Methods We develop an in silico workflow, ASHLI/LEAHLA, for Allele-Specific HLA Loss Inference (ASHLI) that can perform statistical Loss Estimation of Alleles in HLA (LEAHLA), in HLA class I genes. The workflow uses matched normal and tumor next-generation sequencing read data to quantify allelic tumor and normal reads that map to the respective HLA alleles. To aid in normalizing these read counts, the workflow also maps reads to the non-HLA genomic regions.
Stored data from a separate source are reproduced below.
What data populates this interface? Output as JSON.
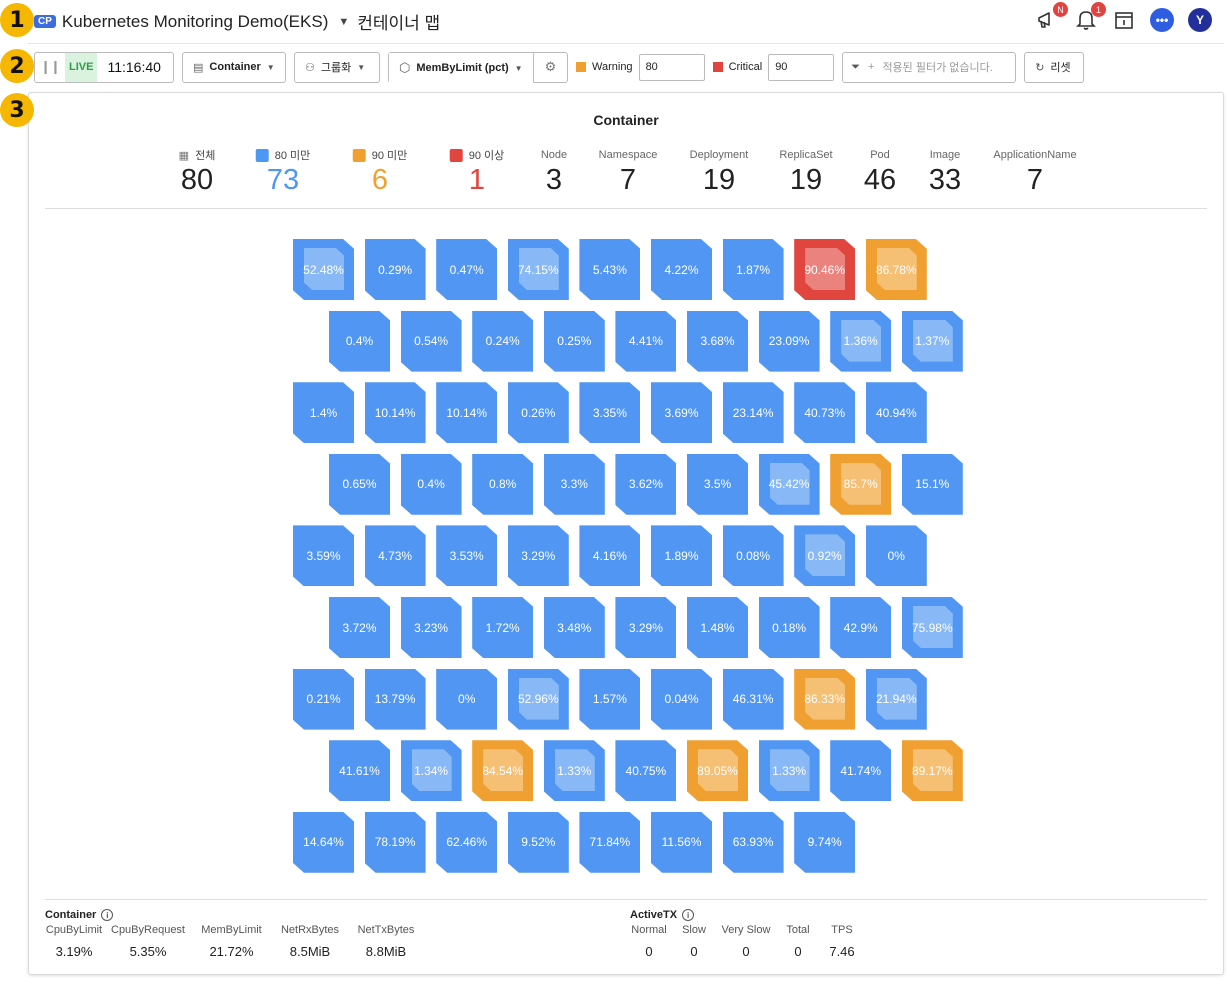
{
  "markers": [
    "1",
    "2",
    "3"
  ],
  "header": {
    "chip": "CP",
    "project": "Kubernetes Monitoring Demo(EKS)",
    "page_title": "컨테이너 맵",
    "notice_badge": "N",
    "alert_badge": "1",
    "avatar": "Y",
    "chat_glyph": "•••"
  },
  "toolbar": {
    "live_label": "LIVE",
    "time": "11:16:40",
    "view_label": "Container",
    "group_label": "그룹화",
    "metric_label": "MemByLimit (pct)",
    "warning_label": "Warning",
    "warning_value": "80",
    "critical_label": "Critical",
    "critical_value": "90",
    "filter_placeholder": "적용된 필터가 없습니다.",
    "reset_label": "리셋"
  },
  "panel": {
    "title": "Container",
    "stats": [
      {
        "label": "전체",
        "value": "80",
        "color": "#222222",
        "legend": "grid"
      },
      {
        "label": "80 미만",
        "value": "73",
        "color": "#4e97f2",
        "legend": "#4e97f2"
      },
      {
        "label": "90 미만",
        "value": "6",
        "color": "#f0a030",
        "legend": "#f0a030"
      },
      {
        "label": "90 이상",
        "value": "1",
        "color": "#e0453e",
        "legend": "#e0453e"
      },
      {
        "label": "Node",
        "value": "3",
        "color": "#222222"
      },
      {
        "label": "Namespace",
        "value": "7",
        "color": "#222222"
      },
      {
        "label": "Deployment",
        "value": "19",
        "color": "#222222"
      },
      {
        "label": "ReplicaSet",
        "value": "19",
        "color": "#222222"
      },
      {
        "label": "Pod",
        "value": "46",
        "color": "#222222"
      },
      {
        "label": "Image",
        "value": "33",
        "color": "#222222"
      },
      {
        "label": "ApplicationName",
        "value": "7",
        "color": "#222222"
      }
    ]
  },
  "colors": {
    "normal": "#5096f2",
    "warning": "#f0a030",
    "critical": "#e0453e"
  },
  "tiles": [
    [
      {
        "v": "52.48%",
        "s": "n",
        "i": "box"
      },
      {
        "v": "0.29%",
        "s": "n"
      },
      {
        "v": "0.47%",
        "s": "n"
      },
      {
        "v": "74.15%",
        "s": "n",
        "i": "box"
      },
      {
        "v": "5.43%",
        "s": "n"
      },
      {
        "v": "4.22%",
        "s": "n"
      },
      {
        "v": "1.87%",
        "s": "n"
      },
      {
        "v": "90.46%",
        "s": "c",
        "i": "java"
      },
      {
        "v": "86.78%",
        "s": "w",
        "i": "java"
      }
    ],
    [
      {
        "v": "0.4%",
        "s": "n"
      },
      {
        "v": "0.54%",
        "s": "n"
      },
      {
        "v": "0.24%",
        "s": "n"
      },
      {
        "v": "0.25%",
        "s": "n"
      },
      {
        "v": "4.41%",
        "s": "n"
      },
      {
        "v": "3.68%",
        "s": "n"
      },
      {
        "v": "23.09%",
        "s": "n"
      },
      {
        "v": "1.36%",
        "s": "n",
        "i": "stack"
      },
      {
        "v": "1.37%",
        "s": "n",
        "i": "stack"
      }
    ],
    [
      {
        "v": "1.4%",
        "s": "n"
      },
      {
        "v": "10.14%",
        "s": "n"
      },
      {
        "v": "10.14%",
        "s": "n"
      },
      {
        "v": "0.26%",
        "s": "n"
      },
      {
        "v": "3.35%",
        "s": "n"
      },
      {
        "v": "3.69%",
        "s": "n"
      },
      {
        "v": "23.14%",
        "s": "n"
      },
      {
        "v": "40.73%",
        "s": "n"
      },
      {
        "v": "40.94%",
        "s": "n"
      }
    ],
    [
      {
        "v": "0.65%",
        "s": "n"
      },
      {
        "v": "0.4%",
        "s": "n"
      },
      {
        "v": "0.8%",
        "s": "n"
      },
      {
        "v": "3.3%",
        "s": "n"
      },
      {
        "v": "3.62%",
        "s": "n"
      },
      {
        "v": "3.5%",
        "s": "n"
      },
      {
        "v": "45.42%",
        "s": "n",
        "i": "box"
      },
      {
        "v": "85.7%",
        "s": "w",
        "i": "java"
      },
      {
        "v": "15.1%",
        "s": "n"
      }
    ],
    [
      {
        "v": "3.59%",
        "s": "n"
      },
      {
        "v": "4.73%",
        "s": "n"
      },
      {
        "v": "3.53%",
        "s": "n"
      },
      {
        "v": "3.29%",
        "s": "n"
      },
      {
        "v": "4.16%",
        "s": "n"
      },
      {
        "v": "1.89%",
        "s": "n"
      },
      {
        "v": "0.08%",
        "s": "n"
      },
      {
        "v": "0.92%",
        "s": "n",
        "i": "stack"
      },
      {
        "v": "0%",
        "s": "n"
      }
    ],
    [
      {
        "v": "3.72%",
        "s": "n"
      },
      {
        "v": "3.23%",
        "s": "n"
      },
      {
        "v": "1.72%",
        "s": "n"
      },
      {
        "v": "3.48%",
        "s": "n"
      },
      {
        "v": "3.29%",
        "s": "n"
      },
      {
        "v": "1.48%",
        "s": "n"
      },
      {
        "v": "0.18%",
        "s": "n"
      },
      {
        "v": "42.9%",
        "s": "n"
      },
      {
        "v": "75.98%",
        "s": "n",
        "i": "box"
      }
    ],
    [
      {
        "v": "0.21%",
        "s": "n"
      },
      {
        "v": "13.79%",
        "s": "n"
      },
      {
        "v": "0%",
        "s": "n"
      },
      {
        "v": "52.96%",
        "s": "n",
        "i": "box"
      },
      {
        "v": "1.57%",
        "s": "n"
      },
      {
        "v": "0.04%",
        "s": "n"
      },
      {
        "v": "46.31%",
        "s": "n"
      },
      {
        "v": "86.33%",
        "s": "w",
        "i": "java"
      },
      {
        "v": "21.94%",
        "s": "n",
        "i": "box"
      }
    ],
    [
      {
        "v": "41.61%",
        "s": "n"
      },
      {
        "v": "1.34%",
        "s": "n",
        "i": "stack"
      },
      {
        "v": "84.54%",
        "s": "w",
        "i": "java"
      },
      {
        "v": "1.33%",
        "s": "n",
        "i": "stack"
      },
      {
        "v": "40.75%",
        "s": "n"
      },
      {
        "v": "89.05%",
        "s": "w",
        "i": "java"
      },
      {
        "v": "1.33%",
        "s": "n",
        "i": "stack"
      },
      {
        "v": "41.74%",
        "s": "n"
      },
      {
        "v": "89.17%",
        "s": "w",
        "i": "java"
      }
    ],
    [
      {
        "v": "14.64%",
        "s": "n"
      },
      {
        "v": "78.19%",
        "s": "n"
      },
      {
        "v": "62.46%",
        "s": "n"
      },
      {
        "v": "9.52%",
        "s": "n"
      },
      {
        "v": "71.84%",
        "s": "n"
      },
      {
        "v": "11.56%",
        "s": "n"
      },
      {
        "v": "63.93%",
        "s": "n"
      },
      {
        "v": "9.74%",
        "s": "n"
      }
    ]
  ],
  "footer": {
    "container": {
      "title": "Container",
      "cols": [
        {
          "k": "CpuByLimit",
          "v": "3.19%"
        },
        {
          "k": "CpuByRequest",
          "v": "5.35%"
        },
        {
          "k": "MemByLimit",
          "v": "21.72%"
        },
        {
          "k": "NetRxBytes",
          "v": "8.5MiB"
        },
        {
          "k": "NetTxBytes",
          "v": "8.8MiB"
        }
      ]
    },
    "activetx": {
      "title": "ActiveTX",
      "cols": [
        {
          "k": "Normal",
          "v": "0"
        },
        {
          "k": "Slow",
          "v": "0"
        },
        {
          "k": "Very Slow",
          "v": "0"
        },
        {
          "k": "Total",
          "v": "0"
        },
        {
          "k": "TPS",
          "v": "7.46"
        }
      ]
    }
  }
}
Results We have applied ASHLI/LEAHLA to detect HLA-I losses in a set of 24 samples from a bladder clinical trial, which has been orthogonally assayed to detect HLA-I LOH using a combination of SNP array genotyping and ASCAT, to infer copy number in the HLA-I genes. We found that ASHLI/LEAHLA is also highly tunable. At a more relaxed threshold, it gives a performant sensitivity = 1 and specificity = 0.93. We can also apply a more stringent threshold to obtain more confident LOH calls, trading sensitivity for specificity (sensitivity = 0.86 and specificity = 0.96). Moreover, for all the genes that both SNP array and ASHLI/LEAHLA are estimated to have LOH, ASHLI/LEAHLA was able to identify the alleles correctly 100% of the time. We compared our pipeline on the same dataset to SpecHLA, which is another tool that is recently published; the latter’s sensitivity = 0.82, specificity = 0.79. Finally, we also examined the effect of tumor purity on ASHLI/LEAHLA performance using synthetic cell line mixtures of tumor cell lines and their corresponding matched normal. We show that it could estimate HLA LOH even when the sample is at 20–50% tumor purity.
Conclusions We have developed a computational workflow that has been shown to be performant in detecting HLA-I LOH in both cancer cell lines and primary samples, and when compared to a recently published tool.